Been out most of the day. Just tested a file with all but the first F3000 removed. Same pauses, as Aaryn noted.

2 Likes

This thread has been awesome. You gentlemen are legends. I have learned an incredible amount even though there’s so much of it that’s over my head.

For whatever reason, I decided to run our “shades_of_grey” JPG through Image2Gcode… the other one, the MPCNC-customized one from a much earlier thread.

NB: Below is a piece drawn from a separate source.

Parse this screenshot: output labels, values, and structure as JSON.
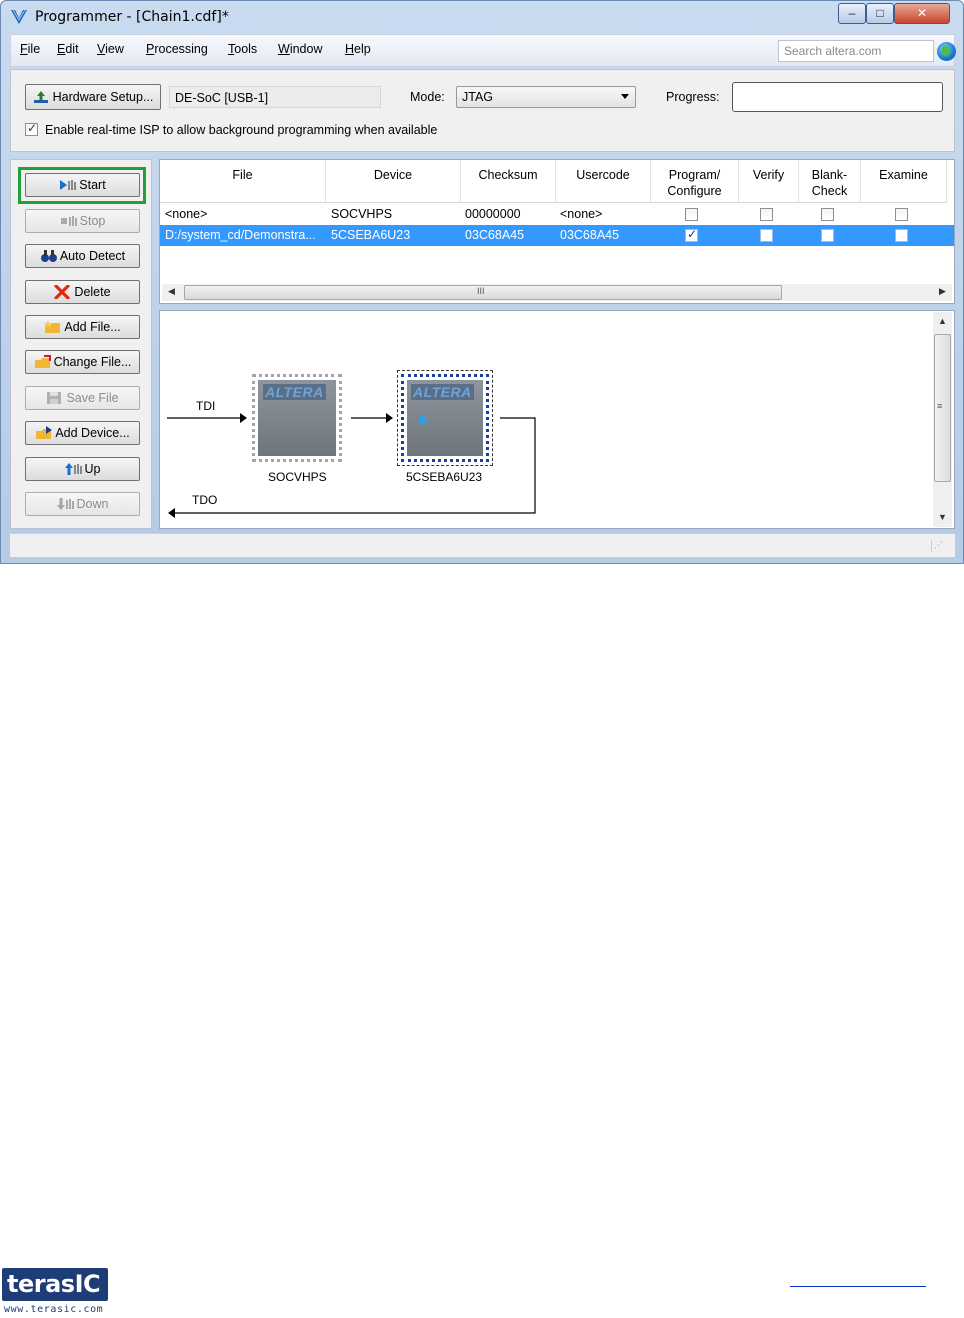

Interestingly, it DOES NOT have the darkened edges we’ve been looking at, though it seems to have other problems less interesting (probably user error)…

[attachment file=88804]

Here’s the gcode file it created… this file scans top-down vs. bottom-up

[attachment file=88803]

– David

 

shades_of_gray.gcode.zip (509 KB)

3 Likes

David, can you share the settings you used for ImageToGcode or Image2Gcode or whichever you used to make the Garfield gcode? I scanned through the thread and couldn’t find them, but I may be overlooking them.

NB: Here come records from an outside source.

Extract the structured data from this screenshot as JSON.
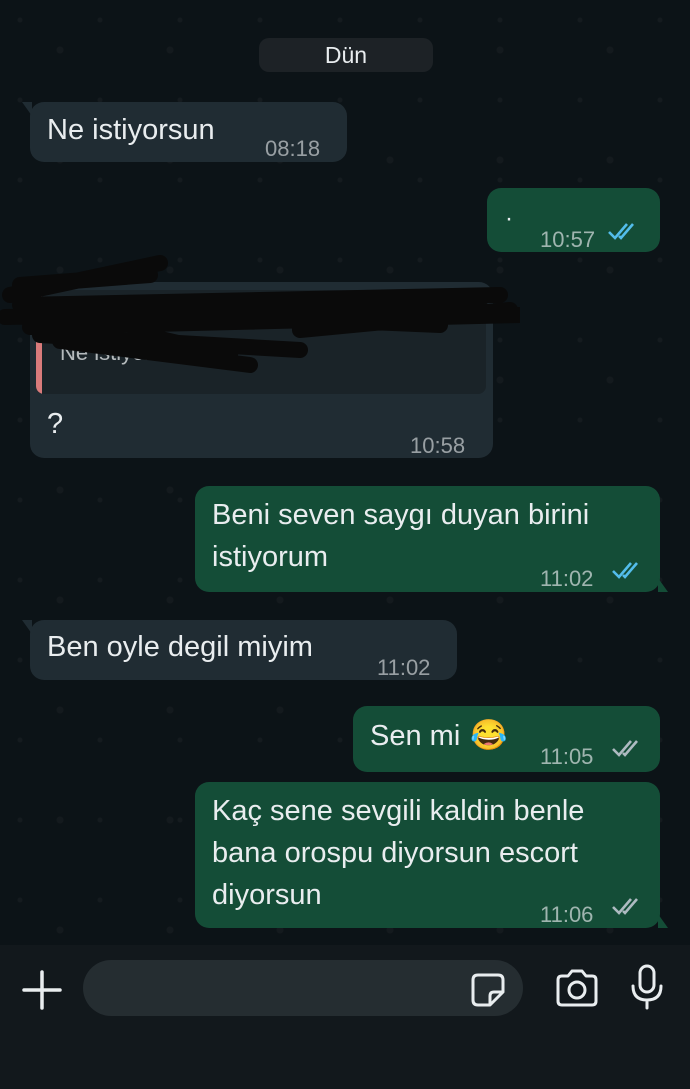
{
  "date_separator": "Dün",
  "messages": [
    {
      "dir": "in",
      "text": "Ne istiyorsun",
      "time": "08:18"
    },
    {
      "dir": "out",
      "text": "·",
      "time": "10:57",
      "status": "read"
    },
    {
      "dir": "in",
      "quoted": "Ne istiyorsun",
      "text": "?",
      "time": "10:58"
    },
    {
      "dir": "out",
      "lines": [
        "Beni seven saygı duyan birini",
        "istiyorum"
      ],
      "time": "11:02",
      "status": "read"
    },
    {
      "dir": "in",
      "text": "Ben oyle degil miyim",
      "time": "11:02"
    },
    {
      "dir": "out",
      "text": "Sen mi",
      "emoji": "😂",
      "time": "11:05",
      "status": "delivered"
    },
    {
      "dir": "out",
      "lines": [
        "Kaç sene sevgili kaldin benle",
        "bana orospu diyorsun escort",
        "diyorsun"
      ],
      "time": "11:06",
      "status": "delivered"
    }
  ],
  "colors": {
    "incoming_bubble": "#202c33",
    "outgoing_bubble": "#144d37",
    "read_ticks": "#53bdeb",
    "delivered_ticks": "#aebac1"
  },
  "composer": {
    "icons": [
      "plus-icon",
      "sticker-icon",
      "camera-icon",
      "mic-icon"
    ]
  }
}
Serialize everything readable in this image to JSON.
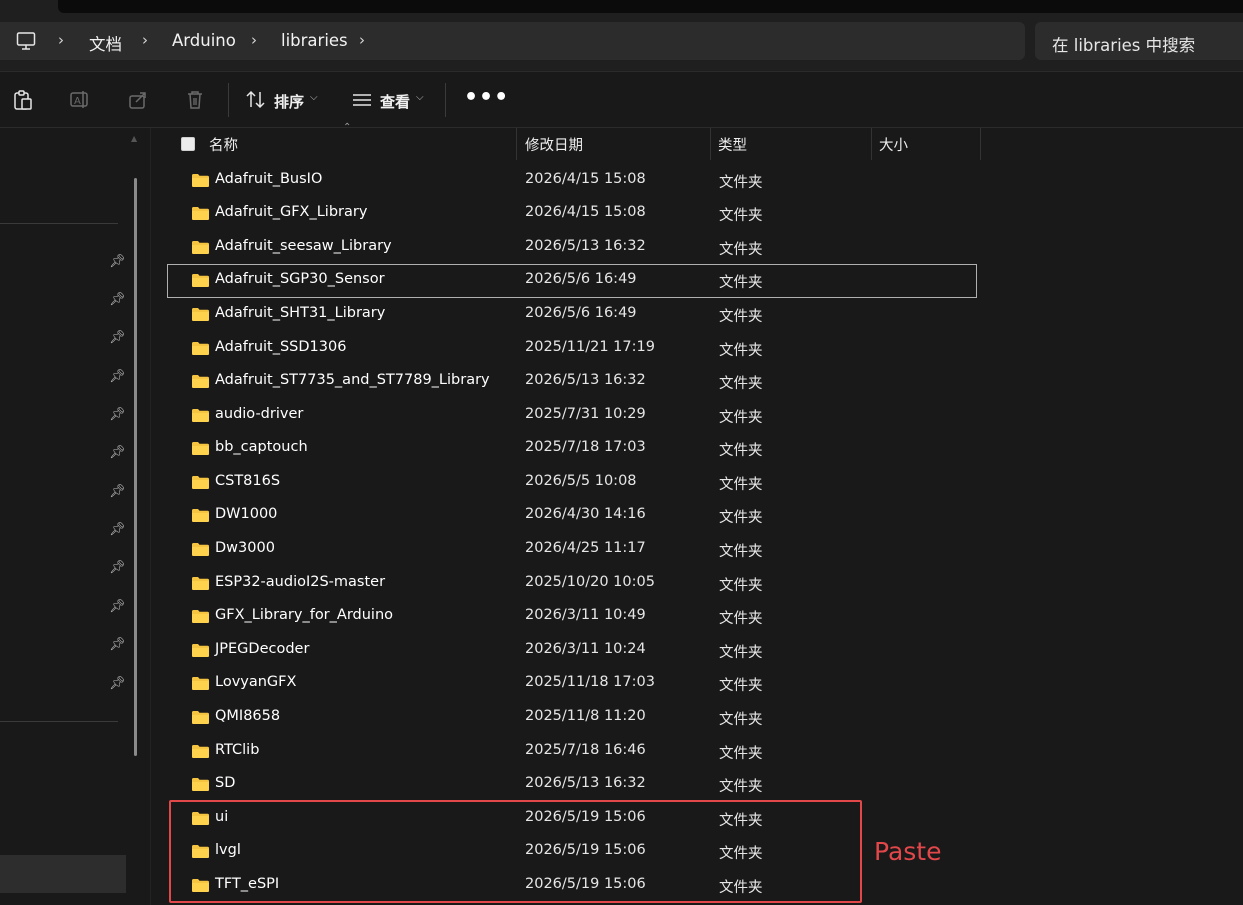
{
  "address": {
    "breadcrumbs": [
      "文档",
      "Arduino",
      "libraries"
    ],
    "search_placeholder": "在 libraries 中搜索"
  },
  "toolbar": {
    "sort_label": "排序",
    "view_label": "查看"
  },
  "columns": {
    "name": "名称",
    "date": "修改日期",
    "type": "类型",
    "size": "大小"
  },
  "files": [
    {
      "name": "Adafruit_BusIO",
      "date": "2026/4/15 15:08",
      "type": "文件夹"
    },
    {
      "name": "Adafruit_GFX_Library",
      "date": "2026/4/15 15:08",
      "type": "文件夹"
    },
    {
      "name": "Adafruit_seesaw_Library",
      "date": "2026/5/13 16:32",
      "type": "文件夹"
    },
    {
      "name": "Adafruit_SGP30_Sensor",
      "date": "2026/5/6 16:49",
      "type": "文件夹"
    },
    {
      "name": "Adafruit_SHT31_Library",
      "date": "2026/5/6 16:49",
      "type": "文件夹"
    },
    {
      "name": "Adafruit_SSD1306",
      "date": "2025/11/21 17:19",
      "type": "文件夹"
    },
    {
      "name": "Adafruit_ST7735_and_ST7789_Library",
      "date": "2026/5/13 16:32",
      "type": "文件夹"
    },
    {
      "name": "audio-driver",
      "date": "2025/7/31 10:29",
      "type": "文件夹"
    },
    {
      "name": "bb_captouch",
      "date": "2025/7/18 17:03",
      "type": "文件夹"
    },
    {
      "name": "CST816S",
      "date": "2026/5/5 10:08",
      "type": "文件夹"
    },
    {
      "name": "DW1000",
      "date": "2026/4/30 14:16",
      "type": "文件夹"
    },
    {
      "name": "Dw3000",
      "date": "2026/4/25 11:17",
      "type": "文件夹"
    },
    {
      "name": "ESP32-audioI2S-master",
      "date": "2025/10/20 10:05",
      "type": "文件夹"
    },
    {
      "name": "GFX_Library_for_Arduino",
      "date": "2026/3/11 10:49",
      "type": "文件夹"
    },
    {
      "name": "JPEGDecoder",
      "date": "2026/3/11 10:24",
      "type": "文件夹"
    },
    {
      "name": "LovyanGFX",
      "date": "2025/11/18 17:03",
      "type": "文件夹"
    },
    {
      "name": "QMI8658",
      "date": "2025/11/8 11:20",
      "type": "文件夹"
    },
    {
      "name": "RTClib",
      "date": "2025/7/18 16:46",
      "type": "文件夹"
    },
    {
      "name": "SD",
      "date": "2026/5/13 16:32",
      "type": "文件夹"
    },
    {
      "name": "ui",
      "date": "2026/5/19 15:06",
      "type": "文件夹"
    },
    {
      "name": "lvgl",
      "date": "2026/5/19 15:06",
      "type": "文件夹"
    },
    {
      "name": "TFT_eSPI",
      "date": "2026/5/19 15:06",
      "type": "文件夹"
    }
  ],
  "focused_row": "Adafruit_SGP30_Sensor",
  "annotation": {
    "label": "Paste",
    "color": "#e2474a"
  },
  "colors": {
    "folder": "#f5c542",
    "background": "#191919",
    "address_bg": "#2c2c2c"
  },
  "icons": {
    "address": "computer-icon",
    "toolbar": [
      "paste-icon",
      "rename-icon",
      "share-icon",
      "delete-icon",
      "sort-icon",
      "view-icon",
      "more-icon"
    ]
  }
}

Here’s the ImageToGcode screenshot showing the parameters for the Garfield gcode we’ve been running… this is running under Wine, which explains the slight misplacement of field labeling…

[attachment file=89177]

– David

1 Like

I would say 0.2mm resolution is probably unnoticeable and less buffer work.

1 Like

I’ve started playing with LightBurn. Very nice software. But my first attempt to use it with a new image on a new material didn’t go so well. Too many changes at once. I wanted to take a step back and set a baseline with the same settings in the same software that made the Garfield gcode but a new image and then transition that to LightBurn.

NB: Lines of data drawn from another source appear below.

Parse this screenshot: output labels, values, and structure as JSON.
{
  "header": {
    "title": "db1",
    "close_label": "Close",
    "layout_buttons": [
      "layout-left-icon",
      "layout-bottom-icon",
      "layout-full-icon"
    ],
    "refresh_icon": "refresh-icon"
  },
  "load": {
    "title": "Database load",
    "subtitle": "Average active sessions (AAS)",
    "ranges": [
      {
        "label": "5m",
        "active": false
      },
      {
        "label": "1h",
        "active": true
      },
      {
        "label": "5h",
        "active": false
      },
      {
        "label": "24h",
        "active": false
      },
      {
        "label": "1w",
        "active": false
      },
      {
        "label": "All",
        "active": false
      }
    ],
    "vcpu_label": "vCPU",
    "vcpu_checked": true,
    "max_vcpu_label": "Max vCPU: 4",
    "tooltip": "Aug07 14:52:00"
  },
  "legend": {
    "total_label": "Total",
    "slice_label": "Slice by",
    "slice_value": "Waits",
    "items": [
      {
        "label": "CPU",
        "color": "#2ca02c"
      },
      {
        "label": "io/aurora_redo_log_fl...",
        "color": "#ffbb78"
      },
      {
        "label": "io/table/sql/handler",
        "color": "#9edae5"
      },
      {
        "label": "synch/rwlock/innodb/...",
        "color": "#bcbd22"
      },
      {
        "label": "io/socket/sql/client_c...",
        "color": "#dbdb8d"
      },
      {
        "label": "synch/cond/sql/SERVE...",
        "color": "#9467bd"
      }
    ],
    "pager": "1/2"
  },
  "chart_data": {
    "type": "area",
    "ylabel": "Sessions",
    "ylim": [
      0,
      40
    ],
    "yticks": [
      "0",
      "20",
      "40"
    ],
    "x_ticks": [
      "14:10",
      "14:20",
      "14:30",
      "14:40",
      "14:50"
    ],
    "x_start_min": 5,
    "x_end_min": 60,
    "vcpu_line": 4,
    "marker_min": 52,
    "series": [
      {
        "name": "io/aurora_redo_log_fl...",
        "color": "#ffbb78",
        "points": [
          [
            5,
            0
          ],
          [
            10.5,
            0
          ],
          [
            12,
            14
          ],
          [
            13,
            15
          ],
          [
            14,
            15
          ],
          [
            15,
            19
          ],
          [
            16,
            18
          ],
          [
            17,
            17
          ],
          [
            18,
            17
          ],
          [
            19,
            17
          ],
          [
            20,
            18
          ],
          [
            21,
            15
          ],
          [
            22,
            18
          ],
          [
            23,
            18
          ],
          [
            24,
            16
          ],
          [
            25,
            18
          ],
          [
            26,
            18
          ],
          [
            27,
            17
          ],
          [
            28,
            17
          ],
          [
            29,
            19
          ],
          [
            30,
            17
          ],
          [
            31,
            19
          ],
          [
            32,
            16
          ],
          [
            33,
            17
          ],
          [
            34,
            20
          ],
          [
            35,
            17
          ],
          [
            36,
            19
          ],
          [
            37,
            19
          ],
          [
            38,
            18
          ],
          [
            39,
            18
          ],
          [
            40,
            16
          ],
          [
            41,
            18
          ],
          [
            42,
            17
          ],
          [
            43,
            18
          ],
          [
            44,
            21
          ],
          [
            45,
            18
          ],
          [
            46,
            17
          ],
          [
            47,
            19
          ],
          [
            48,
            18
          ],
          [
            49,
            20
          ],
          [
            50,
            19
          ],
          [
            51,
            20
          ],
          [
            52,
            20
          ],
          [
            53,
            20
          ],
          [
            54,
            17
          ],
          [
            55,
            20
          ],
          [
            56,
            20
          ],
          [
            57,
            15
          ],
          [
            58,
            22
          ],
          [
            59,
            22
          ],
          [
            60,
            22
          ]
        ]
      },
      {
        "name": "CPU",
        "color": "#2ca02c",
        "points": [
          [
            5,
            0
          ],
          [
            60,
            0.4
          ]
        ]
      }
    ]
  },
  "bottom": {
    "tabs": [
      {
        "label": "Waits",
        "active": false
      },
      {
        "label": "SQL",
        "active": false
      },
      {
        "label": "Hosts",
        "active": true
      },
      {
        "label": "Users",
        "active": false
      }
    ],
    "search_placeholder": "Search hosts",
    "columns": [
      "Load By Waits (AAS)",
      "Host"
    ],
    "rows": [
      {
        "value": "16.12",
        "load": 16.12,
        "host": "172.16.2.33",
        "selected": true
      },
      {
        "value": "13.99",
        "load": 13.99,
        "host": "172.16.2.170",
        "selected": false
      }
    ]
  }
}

Not unnoticeable, I printed Garfield at three different resolutions using Viktor’s ImageToGcode… our original 0.1mm, 0.2mm, and 0.3mm. I left all other parameters the same… travel and burns rates were both 50 mm/s. File sizes went down accordingly. print times got quicker, and putting fewer burns down on the material lightened it considerably. The 0.2mm resolution did indeed seem to work well for my laser, spot size, and the cereal box cardboard I was printing on…

[attachment file=89246]

[attachment file=89247]

[attachment file=89248]

– David

3 Likes

I saw that on my tests as well. I believe it is not as dark because it is not moving as slow, because the buffer is not as starved. So I think we kept trying to overcompensate the speed for the buffer issue. Using the right sized resolution and the right speed (30-35?) Might get us better results. Or even trying to limit the power output of the laser and find the speed that works without starving the buffer. I might get a chance to play with it some more, but, exciting…I am moving to a spot with a larger work area for me. I have to Pack and I kinda need to try and get all of my prep done so when I do move my shop I won’t miss shipping for more than a day.